Plastic pollution is a buzz phrase, plastic pollution is everywhere, plastic pollution needs to be dealt with.
What can we do?
The answer is, plenty.
There is plenty that we can do to help reduce the amount of plastic pollution from this point on. Not going to preach, not going to nag or suggest that you’ll go to a plastic engulfed hell if you don’t, just going to put some ideas out there that we are all able to do.
We’ve all seen the plastic wrapped fruit and veg and in some ludicrous cases, singular pieces of fruit in plastic. Stop buying it. Buy fruit and veg by all means, but see if you can cut down on those wrapped in single use plastic. This would cut down on wastage and rubbish, less plastic rubbish and buying what you need, rather than buying four of an item, using two and binning the other two as they’ve gone off.
Some shops are reverting back to the good old paper bags for you to put your apples etc in. It’s not always possible to buy loose veg, we all buy a big bag of potatoes or a pack of 6 apples but sometimes the fruit has its own packaging. A bunch of bananas for example, they don’t need to be in a bag. A cucumber doesn’t really need to go in a bag, oranges, swedes, pineapples. There’s more than you think that you can just put in your shopping trolley as is.
When you’re buying multiples, sometimes it’s a better option to chose them loose and put in one of the bags provided rather than buying things pre packed which are in a plastic tray and then wrapped in more plastic, at least your still cutting down on the amount you have to sling in your recycling bin when you’re unpacking your shopping at home.
Using bags for life is hopefully a given by now. Some supermarkets have stopped providing the single use bags and it really is a sensible thing to just purchase at least a few bags for life, they are so much stronger for one thing and again, most supermarkets will replace the, free of charge as and when they finally give up the ghost.
At lot of us, myself included, like a coffee and there is something far nicer about getting a coffee made for us for a Barista rather than just sticking on the kettle. Most coffee shops such as the UK market leader Costa will sell reusable coffee cups and you’ll quite often then get a small discount on your caffeine purchases when you take in your coffee cup and use that instead of a disposable cup. Granted most of them are made of plastic, but it’s the single use aspect of the disposable ones that creates such waste.
Try and avoid plastic straws, many companies are starting to switch over to paper straws and if you’re an avid straw user, invest in a metal one.
For some unknown reason people are flushing cotton buds down the toilet and these are bypassing the filter systems and ending up on our beaches.

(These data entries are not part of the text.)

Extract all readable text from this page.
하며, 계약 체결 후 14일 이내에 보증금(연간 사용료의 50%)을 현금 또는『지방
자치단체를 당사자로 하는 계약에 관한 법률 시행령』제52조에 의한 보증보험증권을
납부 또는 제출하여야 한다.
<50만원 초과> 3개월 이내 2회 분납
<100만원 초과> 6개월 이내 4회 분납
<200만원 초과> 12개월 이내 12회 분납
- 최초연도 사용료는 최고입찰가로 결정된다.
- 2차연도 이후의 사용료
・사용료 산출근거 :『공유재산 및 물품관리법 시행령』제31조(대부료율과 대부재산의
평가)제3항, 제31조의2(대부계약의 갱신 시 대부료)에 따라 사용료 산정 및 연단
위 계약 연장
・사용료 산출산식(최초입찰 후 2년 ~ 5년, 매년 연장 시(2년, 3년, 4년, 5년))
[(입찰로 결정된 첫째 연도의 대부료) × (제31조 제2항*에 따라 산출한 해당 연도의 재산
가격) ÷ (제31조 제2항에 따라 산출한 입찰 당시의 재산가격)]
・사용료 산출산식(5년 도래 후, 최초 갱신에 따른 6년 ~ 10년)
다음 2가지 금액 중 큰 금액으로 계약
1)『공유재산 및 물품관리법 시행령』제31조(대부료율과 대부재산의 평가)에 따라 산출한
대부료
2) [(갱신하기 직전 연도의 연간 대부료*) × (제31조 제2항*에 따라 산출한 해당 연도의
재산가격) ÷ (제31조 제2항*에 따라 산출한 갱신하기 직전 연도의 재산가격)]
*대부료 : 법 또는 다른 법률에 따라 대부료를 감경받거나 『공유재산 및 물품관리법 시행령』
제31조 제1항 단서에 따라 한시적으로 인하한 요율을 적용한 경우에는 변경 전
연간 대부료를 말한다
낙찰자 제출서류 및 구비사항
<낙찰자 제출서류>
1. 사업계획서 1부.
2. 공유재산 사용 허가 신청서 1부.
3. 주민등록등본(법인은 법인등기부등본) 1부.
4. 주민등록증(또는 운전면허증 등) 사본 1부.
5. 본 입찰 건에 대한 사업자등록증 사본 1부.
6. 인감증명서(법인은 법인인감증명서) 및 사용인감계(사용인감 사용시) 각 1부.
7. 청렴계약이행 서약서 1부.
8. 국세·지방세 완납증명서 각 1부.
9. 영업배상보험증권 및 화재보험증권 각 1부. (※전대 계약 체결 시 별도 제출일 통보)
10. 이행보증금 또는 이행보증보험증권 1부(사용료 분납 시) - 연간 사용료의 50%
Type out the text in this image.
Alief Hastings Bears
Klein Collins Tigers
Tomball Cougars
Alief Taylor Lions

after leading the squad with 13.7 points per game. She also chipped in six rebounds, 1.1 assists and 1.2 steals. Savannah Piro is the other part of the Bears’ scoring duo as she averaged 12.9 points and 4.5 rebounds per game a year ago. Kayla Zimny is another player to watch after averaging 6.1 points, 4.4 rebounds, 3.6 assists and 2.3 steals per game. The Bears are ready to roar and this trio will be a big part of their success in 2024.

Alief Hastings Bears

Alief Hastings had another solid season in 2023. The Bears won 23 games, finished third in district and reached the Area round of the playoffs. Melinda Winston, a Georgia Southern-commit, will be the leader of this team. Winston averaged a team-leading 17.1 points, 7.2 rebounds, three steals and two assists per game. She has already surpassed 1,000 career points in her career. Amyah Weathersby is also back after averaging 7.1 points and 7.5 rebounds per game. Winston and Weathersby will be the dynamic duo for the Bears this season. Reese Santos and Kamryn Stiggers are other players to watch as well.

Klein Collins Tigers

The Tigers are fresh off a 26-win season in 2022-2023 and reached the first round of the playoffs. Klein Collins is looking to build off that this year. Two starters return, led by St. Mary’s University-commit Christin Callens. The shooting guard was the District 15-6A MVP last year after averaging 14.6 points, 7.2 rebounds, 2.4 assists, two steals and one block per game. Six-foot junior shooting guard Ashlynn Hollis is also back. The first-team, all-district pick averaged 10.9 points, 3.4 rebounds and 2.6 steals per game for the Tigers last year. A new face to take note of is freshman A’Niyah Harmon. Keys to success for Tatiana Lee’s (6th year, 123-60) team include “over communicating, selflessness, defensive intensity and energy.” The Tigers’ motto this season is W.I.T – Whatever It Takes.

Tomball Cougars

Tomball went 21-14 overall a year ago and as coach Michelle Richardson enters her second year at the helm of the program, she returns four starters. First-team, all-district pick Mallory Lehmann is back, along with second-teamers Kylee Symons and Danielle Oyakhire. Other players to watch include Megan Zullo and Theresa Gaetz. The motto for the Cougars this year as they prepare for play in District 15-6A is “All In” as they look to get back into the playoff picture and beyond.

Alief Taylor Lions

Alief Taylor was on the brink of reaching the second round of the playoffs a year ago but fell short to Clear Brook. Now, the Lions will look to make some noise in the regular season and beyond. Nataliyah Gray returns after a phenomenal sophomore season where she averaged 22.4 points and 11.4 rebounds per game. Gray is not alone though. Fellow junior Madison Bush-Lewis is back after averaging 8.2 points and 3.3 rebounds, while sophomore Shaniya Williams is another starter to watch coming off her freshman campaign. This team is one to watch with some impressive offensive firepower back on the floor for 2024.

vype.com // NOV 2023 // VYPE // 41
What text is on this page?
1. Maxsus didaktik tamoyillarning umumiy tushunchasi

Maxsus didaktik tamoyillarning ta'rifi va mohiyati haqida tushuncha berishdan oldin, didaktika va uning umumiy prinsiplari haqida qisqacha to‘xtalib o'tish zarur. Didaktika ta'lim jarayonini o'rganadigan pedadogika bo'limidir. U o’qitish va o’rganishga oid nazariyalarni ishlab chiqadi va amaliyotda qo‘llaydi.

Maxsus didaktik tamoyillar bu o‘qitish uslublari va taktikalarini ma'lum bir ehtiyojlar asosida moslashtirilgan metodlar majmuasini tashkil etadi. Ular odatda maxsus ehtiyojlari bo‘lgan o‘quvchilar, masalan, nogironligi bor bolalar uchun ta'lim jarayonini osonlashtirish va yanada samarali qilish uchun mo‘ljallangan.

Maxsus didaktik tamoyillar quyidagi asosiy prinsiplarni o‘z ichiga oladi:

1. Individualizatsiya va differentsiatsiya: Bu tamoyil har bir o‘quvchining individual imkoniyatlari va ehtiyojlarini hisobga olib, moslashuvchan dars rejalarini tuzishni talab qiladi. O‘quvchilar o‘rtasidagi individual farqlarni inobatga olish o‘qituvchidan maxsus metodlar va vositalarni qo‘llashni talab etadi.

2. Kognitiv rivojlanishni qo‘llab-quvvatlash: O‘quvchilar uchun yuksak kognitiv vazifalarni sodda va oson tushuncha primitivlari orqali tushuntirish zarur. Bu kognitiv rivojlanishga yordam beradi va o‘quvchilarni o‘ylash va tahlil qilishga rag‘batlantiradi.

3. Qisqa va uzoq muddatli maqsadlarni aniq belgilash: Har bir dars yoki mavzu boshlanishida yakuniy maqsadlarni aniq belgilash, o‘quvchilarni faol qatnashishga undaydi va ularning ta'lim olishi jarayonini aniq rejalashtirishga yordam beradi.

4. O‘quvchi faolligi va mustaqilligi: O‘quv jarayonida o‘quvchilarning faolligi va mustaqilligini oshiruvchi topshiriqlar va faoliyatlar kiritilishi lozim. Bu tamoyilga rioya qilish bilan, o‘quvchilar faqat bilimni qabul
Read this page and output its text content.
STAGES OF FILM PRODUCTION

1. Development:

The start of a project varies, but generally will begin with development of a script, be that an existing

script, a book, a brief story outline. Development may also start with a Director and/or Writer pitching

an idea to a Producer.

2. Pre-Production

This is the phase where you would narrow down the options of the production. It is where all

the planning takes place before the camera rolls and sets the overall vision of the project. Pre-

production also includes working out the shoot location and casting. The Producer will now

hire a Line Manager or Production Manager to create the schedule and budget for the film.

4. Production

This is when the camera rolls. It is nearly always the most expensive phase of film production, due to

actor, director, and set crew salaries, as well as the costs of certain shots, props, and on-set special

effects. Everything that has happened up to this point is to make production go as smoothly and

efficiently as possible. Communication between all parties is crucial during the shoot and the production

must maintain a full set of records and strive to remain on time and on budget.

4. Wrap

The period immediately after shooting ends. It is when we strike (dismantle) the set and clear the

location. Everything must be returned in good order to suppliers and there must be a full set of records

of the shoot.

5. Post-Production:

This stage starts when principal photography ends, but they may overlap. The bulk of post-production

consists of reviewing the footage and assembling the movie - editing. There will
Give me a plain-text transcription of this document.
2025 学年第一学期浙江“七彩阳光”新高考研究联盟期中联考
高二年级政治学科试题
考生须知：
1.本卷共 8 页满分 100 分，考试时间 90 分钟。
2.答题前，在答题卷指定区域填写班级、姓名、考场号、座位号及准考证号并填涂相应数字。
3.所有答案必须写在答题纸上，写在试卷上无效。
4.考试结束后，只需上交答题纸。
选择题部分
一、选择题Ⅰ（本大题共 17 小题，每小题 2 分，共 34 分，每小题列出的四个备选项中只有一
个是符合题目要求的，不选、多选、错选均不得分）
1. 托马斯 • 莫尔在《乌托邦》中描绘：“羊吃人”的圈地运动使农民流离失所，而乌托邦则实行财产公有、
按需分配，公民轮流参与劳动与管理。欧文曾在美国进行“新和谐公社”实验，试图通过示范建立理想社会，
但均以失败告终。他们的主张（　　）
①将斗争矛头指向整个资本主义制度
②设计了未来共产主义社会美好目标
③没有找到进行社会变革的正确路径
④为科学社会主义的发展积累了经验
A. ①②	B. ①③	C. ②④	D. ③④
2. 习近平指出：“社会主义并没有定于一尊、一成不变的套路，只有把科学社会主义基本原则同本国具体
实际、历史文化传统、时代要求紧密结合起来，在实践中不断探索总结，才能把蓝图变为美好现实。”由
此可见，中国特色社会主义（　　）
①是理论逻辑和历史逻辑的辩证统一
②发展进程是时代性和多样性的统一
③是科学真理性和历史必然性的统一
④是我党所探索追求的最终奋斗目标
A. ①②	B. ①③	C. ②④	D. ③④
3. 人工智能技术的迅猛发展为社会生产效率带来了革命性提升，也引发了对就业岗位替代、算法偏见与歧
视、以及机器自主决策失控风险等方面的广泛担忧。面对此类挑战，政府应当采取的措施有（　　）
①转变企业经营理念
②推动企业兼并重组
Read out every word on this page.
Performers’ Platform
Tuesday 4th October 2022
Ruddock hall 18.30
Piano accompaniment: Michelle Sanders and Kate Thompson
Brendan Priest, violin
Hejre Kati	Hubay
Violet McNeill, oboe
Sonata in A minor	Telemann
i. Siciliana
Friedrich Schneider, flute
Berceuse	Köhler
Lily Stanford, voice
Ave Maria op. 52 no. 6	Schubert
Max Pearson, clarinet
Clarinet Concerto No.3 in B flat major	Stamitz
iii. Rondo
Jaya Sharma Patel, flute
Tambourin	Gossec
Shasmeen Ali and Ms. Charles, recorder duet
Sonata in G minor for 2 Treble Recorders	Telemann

Market leader Johnsons have now recognised this issue and are converting to white paper sticks rather than the blue plastic sticks. So next time you buy some be it Johnsons or a supermarket brand, always just check that they are paper based and DON’T flush them down the loo whatever they are made of.
Bars of soap went out of fashion a long time ago. Gone are the days of getting your Dad a bar of Imperial Leather for Christmas but there is something to be said for a good old fashioned bar of soap. Hence the success of stores such as Lush where you have a vast choice of plastic free soap and shampoo products. I haven’t yet tried shampoo bars or cubes but I will do as I’m intrigued as to how well they will work. Beauty Kubes are a brand I am keen to try as they are vegan friendly and plastic free.
Now is the time to avoid the bottles of water and soft drinks we’ve all been buying for so long and revert back to good old cans. It’s what all drinks were once in and the likelihood of cans getting recycled is vastly higher than a plastic bottle ever getting reused in any form. Even cans of water are now available so worth looking out for as they will hopefully become much more prevalent in the supermarkets as the plastic revolution continues.
These are all baby steps which are easily achievable, there is always more all of us can do but being aware of these things and thinking more about our buying decisions is a good start on the way to change our shopping habits and making a difference. Small changes done on a mass scale make a difference.